BÜYÜK BİR BORÇLANDIRMA OLACAK

Kentsel dönüşümle yapılacak konutların halka nasıl satılacağı konusuna geleceğiz. Ancak oraya geçmeden önce başka bir noktayı da değerlendirmek gerekiyor. Projeyle, ülke genelinde yüz binlerce konut yıkılacak, yerlerine yenileri yapılacak. Bu konutlar nasıl yapılacak? Bu inşaat firmalarına nasıl bir rol biçiliyor?

Doğru düzgün bir döküm de yok Türkiye’deki konut stoku ve durumlarıyla ilgili. Bunlar da bu yasayla beraber tespit edilecek. 2005 yılında yapılan bir araştırma vardı. Buna göre Türkiye’de 20 milyon civarında konut stoku var, bunun üçte biri yenilenme ihtiyacı içinde. Yani 7 milyon konut. Bunun üçte birinden fazlası İstanbul’a aittir. 50 bin dolar bir konut maliyeti olsa 350 milyar dolarlık bir inşaat faaliyeti demektir.

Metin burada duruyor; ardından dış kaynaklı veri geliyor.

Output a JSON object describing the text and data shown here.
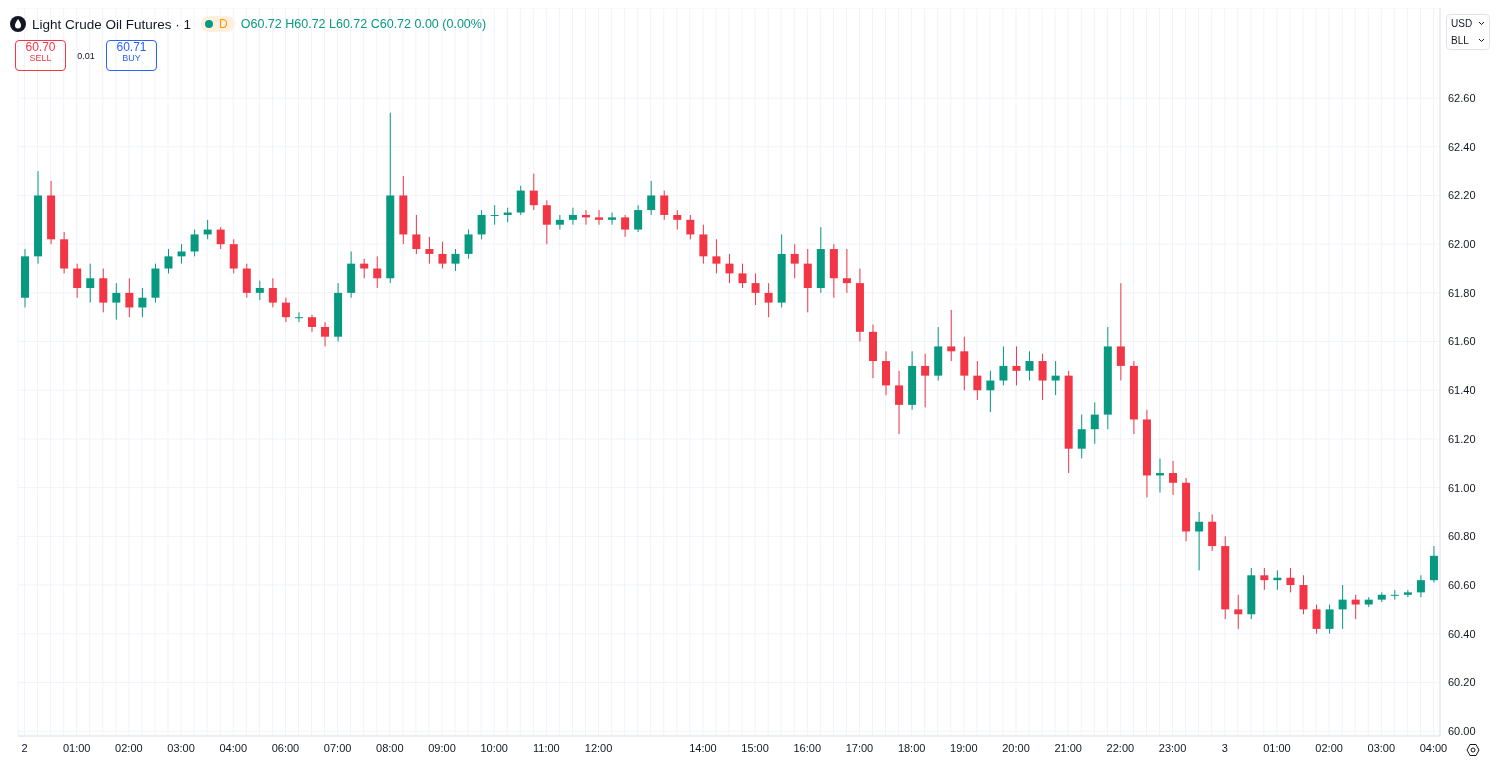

Zaten 400 milyar dolarlık bir proje olarak ifade ediliyor…

Evet. Yılda 500 bin civarı konut yapılabileceği tahmin ediliyor. Bu inşaat tezgahını 15 yıl meşgul tutmak demektir. Yani böyle bir pasta paylaşılacak büyük müteahhitler arasında. Konutlar yenilenirken birileri para kazanırken birileri para harcayacak. Konutun maliyeti şudur, örneğin 100 bin liradır. Siz bu 100 bin lirayı şu şu taksitlerle ödeyeceksin. Böyle bir harcamaya da bir şekilde insanlar zorlanacak.

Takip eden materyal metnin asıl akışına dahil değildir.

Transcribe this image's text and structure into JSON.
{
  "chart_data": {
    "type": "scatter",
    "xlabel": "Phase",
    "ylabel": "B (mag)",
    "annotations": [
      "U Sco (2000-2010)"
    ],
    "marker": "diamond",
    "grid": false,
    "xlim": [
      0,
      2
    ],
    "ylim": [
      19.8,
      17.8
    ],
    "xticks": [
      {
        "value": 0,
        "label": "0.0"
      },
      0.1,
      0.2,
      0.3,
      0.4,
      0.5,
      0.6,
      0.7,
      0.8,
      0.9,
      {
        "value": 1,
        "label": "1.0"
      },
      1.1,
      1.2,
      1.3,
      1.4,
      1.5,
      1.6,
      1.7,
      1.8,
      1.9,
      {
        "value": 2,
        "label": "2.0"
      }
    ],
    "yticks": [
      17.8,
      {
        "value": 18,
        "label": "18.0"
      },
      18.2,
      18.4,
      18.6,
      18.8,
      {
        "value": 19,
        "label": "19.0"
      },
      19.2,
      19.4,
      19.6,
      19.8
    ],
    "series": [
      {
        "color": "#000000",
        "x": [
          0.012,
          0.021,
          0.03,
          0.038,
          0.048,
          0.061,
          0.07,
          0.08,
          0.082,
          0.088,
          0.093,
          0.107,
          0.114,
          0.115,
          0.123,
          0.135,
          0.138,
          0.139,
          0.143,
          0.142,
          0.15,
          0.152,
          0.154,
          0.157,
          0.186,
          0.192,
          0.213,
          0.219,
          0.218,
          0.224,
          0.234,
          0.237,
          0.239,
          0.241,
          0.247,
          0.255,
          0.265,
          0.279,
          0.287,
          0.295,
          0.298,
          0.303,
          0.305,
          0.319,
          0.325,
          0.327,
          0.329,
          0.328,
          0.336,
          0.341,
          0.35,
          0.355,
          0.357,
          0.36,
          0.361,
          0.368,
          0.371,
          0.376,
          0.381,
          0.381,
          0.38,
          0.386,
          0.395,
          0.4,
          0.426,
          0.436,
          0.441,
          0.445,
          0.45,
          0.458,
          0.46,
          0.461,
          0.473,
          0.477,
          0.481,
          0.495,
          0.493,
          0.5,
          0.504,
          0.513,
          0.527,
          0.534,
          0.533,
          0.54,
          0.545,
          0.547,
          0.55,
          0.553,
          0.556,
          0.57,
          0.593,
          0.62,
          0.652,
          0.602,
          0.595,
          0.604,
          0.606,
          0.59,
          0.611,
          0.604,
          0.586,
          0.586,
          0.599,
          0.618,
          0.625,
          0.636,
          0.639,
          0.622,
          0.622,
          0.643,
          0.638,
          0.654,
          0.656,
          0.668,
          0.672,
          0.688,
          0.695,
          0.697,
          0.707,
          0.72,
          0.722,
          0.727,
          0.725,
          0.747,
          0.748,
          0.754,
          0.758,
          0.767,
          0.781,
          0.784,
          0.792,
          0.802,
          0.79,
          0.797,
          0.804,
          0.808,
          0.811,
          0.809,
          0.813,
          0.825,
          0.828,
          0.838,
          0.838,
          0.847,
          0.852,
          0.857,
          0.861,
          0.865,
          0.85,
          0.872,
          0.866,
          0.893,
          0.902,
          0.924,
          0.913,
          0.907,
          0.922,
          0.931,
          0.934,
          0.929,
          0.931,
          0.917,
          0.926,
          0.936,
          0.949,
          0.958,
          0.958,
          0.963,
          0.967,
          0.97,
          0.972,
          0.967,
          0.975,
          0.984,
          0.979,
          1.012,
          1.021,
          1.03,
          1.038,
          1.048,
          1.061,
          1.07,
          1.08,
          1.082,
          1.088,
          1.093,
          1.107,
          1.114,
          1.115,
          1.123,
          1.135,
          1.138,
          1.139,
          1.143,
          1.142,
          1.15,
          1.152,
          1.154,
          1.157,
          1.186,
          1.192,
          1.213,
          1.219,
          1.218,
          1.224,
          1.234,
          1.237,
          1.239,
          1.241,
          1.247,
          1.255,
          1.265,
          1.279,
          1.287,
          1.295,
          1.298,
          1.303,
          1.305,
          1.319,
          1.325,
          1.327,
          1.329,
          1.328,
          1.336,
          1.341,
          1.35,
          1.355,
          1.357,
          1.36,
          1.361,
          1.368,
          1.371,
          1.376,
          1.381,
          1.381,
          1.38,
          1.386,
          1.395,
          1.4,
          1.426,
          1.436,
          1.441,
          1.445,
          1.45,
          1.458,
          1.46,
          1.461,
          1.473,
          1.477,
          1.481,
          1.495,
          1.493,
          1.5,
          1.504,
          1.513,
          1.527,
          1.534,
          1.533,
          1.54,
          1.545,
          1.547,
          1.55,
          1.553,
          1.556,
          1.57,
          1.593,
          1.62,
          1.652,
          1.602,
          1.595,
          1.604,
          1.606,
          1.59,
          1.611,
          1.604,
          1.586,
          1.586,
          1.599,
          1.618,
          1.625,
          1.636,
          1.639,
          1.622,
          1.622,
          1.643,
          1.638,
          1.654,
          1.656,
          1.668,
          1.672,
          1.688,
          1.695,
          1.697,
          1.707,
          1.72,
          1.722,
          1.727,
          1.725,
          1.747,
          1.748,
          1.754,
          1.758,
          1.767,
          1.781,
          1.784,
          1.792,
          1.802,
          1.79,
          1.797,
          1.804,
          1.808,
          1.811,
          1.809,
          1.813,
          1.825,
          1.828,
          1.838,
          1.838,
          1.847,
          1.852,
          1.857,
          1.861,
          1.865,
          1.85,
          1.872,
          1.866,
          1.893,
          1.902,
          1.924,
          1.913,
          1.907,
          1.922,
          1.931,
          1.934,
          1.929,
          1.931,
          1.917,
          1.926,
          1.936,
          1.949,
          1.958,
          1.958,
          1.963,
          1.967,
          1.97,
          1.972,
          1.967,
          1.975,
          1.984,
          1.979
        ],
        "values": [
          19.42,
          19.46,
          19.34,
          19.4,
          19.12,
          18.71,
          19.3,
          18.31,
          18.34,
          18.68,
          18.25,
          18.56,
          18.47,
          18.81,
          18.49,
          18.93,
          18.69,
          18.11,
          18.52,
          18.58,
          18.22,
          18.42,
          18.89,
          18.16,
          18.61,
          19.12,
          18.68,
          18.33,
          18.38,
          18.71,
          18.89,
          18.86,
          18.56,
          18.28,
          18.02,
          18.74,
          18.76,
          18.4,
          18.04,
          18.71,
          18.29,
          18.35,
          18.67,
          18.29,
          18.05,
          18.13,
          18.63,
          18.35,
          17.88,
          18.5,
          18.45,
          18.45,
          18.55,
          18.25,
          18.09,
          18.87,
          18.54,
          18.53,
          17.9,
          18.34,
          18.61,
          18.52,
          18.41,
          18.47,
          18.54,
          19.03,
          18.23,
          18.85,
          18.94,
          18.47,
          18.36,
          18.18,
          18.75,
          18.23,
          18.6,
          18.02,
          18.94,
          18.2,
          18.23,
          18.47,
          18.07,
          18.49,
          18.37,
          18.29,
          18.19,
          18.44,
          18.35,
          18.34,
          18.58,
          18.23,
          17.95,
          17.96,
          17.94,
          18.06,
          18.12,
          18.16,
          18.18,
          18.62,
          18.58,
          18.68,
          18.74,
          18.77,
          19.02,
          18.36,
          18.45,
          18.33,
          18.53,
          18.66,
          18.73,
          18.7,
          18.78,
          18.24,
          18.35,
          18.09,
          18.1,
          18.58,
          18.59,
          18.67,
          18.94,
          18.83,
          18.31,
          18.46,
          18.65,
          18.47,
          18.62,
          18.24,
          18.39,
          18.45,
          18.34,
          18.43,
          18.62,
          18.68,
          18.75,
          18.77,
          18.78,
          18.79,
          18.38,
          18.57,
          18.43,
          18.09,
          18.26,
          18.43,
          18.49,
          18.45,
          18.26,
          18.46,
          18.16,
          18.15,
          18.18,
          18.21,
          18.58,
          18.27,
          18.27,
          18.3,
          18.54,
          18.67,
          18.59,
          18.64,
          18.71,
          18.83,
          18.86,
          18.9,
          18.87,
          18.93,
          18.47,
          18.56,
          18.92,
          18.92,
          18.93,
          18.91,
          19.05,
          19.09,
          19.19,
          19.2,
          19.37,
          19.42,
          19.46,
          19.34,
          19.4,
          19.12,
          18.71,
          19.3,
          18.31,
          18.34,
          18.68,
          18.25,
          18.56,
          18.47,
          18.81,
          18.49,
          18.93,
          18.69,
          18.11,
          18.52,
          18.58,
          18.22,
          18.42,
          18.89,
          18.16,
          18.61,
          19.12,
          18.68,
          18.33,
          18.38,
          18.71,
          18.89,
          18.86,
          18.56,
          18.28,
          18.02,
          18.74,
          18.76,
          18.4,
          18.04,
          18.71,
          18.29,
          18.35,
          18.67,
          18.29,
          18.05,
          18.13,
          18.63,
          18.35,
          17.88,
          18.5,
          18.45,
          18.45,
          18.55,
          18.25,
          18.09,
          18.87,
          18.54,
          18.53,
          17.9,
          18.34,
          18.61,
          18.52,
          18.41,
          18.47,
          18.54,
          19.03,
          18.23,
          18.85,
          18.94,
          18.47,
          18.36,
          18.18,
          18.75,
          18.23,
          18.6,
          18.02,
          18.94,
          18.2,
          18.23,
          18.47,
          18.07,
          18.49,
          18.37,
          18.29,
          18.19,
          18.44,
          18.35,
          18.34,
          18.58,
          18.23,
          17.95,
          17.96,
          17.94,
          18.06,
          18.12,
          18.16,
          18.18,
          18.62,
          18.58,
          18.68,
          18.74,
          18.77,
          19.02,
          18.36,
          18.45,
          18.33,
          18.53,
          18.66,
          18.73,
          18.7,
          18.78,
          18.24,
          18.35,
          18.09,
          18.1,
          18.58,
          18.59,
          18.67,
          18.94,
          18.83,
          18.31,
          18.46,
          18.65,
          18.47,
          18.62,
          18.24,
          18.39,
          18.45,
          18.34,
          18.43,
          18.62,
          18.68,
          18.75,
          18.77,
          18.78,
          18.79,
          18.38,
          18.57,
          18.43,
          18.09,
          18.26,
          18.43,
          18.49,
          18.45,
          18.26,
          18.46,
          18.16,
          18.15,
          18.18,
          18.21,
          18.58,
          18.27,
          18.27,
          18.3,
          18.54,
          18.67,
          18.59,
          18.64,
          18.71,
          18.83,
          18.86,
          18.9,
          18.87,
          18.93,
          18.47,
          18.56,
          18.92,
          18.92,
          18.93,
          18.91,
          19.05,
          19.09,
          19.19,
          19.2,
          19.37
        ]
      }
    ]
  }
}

Konutun bitmiş haline geldik. Konutu yıkılanlara bir şekilde satılacak. Mesela kapsamlı bir kredi mekanizması mı kurulacak? O zaman da aklımıza ABD’deki Mortgage krizi geliyor.

İster istemez, bina yıkılacaksa, devlet bir kredi mekanizması sağlayacak. ’10 sene de sen şu kadar şu kadar taksitle sen bana öde’ diyecek. Şimdi bir taraftan vatandaşın konutuna niye dokunuyorsun diye itirazlar gelecek. Ama ona da deprem riskiyle karşı gelinecek. Bu durumda keyfiyet olamaz, yıkılacak. Paran yoksa, konut da alamazsın. Böylece borçlanma zorunluluğu ortaya çıkacak. Geliri olan-olmayan insanlar, ev sahibi iken, zoraki yenilenme neticesinde büyük bir borç yükü altına girecekler.
Kentsel dönüşümün öbür yüzü de bütün bu yenilenecek konutların sahiplerinin borçlandırılması gibi bir gerçeğe dayanıyor.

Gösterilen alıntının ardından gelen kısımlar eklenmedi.